Bulletin de la FAO sur l'offre et la demande de céréales

Le Bulletin sur l’offre et la demande de céréales a pour objet de communiquer des prévisions actualisées sur le marché mondial des céréales. Il est complété par une évaluation détaillée de la production ainsi que des conditions de l'offre et de la demande de céréales par pays et par région, publiée dans le bulletin trimestriel Perspectives de récoltes et situation alimentaire. Des analyses plus approfondies des marchés mondiaux des céréales ainsi que d'autres denrées alimentaires de base sont publiées deux fois par an dans les Perspectives de l'alimentation.

En 2016, le bulletin sera publié aux dates suivantes: 4 février, 3 mars, 7 avril, 5 mai, 2 juin, 7 juillet, 8 septembre, 6 octobre, 10 novembre et 8 décembre.

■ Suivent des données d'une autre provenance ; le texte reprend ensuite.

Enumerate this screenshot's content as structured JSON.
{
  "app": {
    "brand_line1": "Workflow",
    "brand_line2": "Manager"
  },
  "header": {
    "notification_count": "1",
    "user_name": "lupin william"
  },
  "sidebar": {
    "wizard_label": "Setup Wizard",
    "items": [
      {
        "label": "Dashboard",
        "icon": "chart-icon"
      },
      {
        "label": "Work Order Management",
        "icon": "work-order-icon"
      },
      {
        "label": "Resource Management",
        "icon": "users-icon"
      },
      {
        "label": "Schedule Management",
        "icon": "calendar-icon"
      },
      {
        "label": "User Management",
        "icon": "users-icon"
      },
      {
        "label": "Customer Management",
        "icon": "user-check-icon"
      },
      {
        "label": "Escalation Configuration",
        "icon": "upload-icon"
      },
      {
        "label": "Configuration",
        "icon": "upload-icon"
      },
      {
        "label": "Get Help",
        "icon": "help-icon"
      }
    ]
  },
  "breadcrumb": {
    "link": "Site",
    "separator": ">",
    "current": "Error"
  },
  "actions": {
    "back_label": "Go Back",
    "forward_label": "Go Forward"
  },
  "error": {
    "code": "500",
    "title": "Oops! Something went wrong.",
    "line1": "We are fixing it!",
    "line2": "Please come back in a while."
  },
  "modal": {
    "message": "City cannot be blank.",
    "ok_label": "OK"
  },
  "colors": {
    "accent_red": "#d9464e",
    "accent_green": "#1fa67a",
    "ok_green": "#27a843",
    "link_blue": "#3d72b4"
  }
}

Des stocks mondiaux de céréales en progression sous l'effet conjoint d'une hausse de la production et d’une baisse de la consommation – des premières perspectives de récolte contrastées pour 2016

Date de publication: 04/02/2016

D'après les prévisions les plus récentes de la FAO, la production mondiale de céréales de 2015 est proche de 2 531 millions de tonnes, soit 3,9 millions de tonnes de plus que le chiffre communiqué en décembre, mais encore 30,1 millions de tonnes (1,2 pour cent) de moins que le chiffre record de 2014. Le relèvement du chiffre ce mois tient principalement à des révisions à la hausse de la production de blé (principalement au Canada et en Russie) et de céréales secondaires (Chine, Canada et Paraguay), qui font plus que compenser les révisions à la baisse pour l'UE, le Soudan, la Fédération de Russie, l'Ukraine et les États-Unis. La prévision de la production mondiale de riz pour 2015 a également été révisée à la hausse, mais de peu, car l'amélioration des perspectives pour la Chine, le Viet Nam et les États-Unis était en grande partie absorbée par une détérioration des perspectives au Japon et au Népal.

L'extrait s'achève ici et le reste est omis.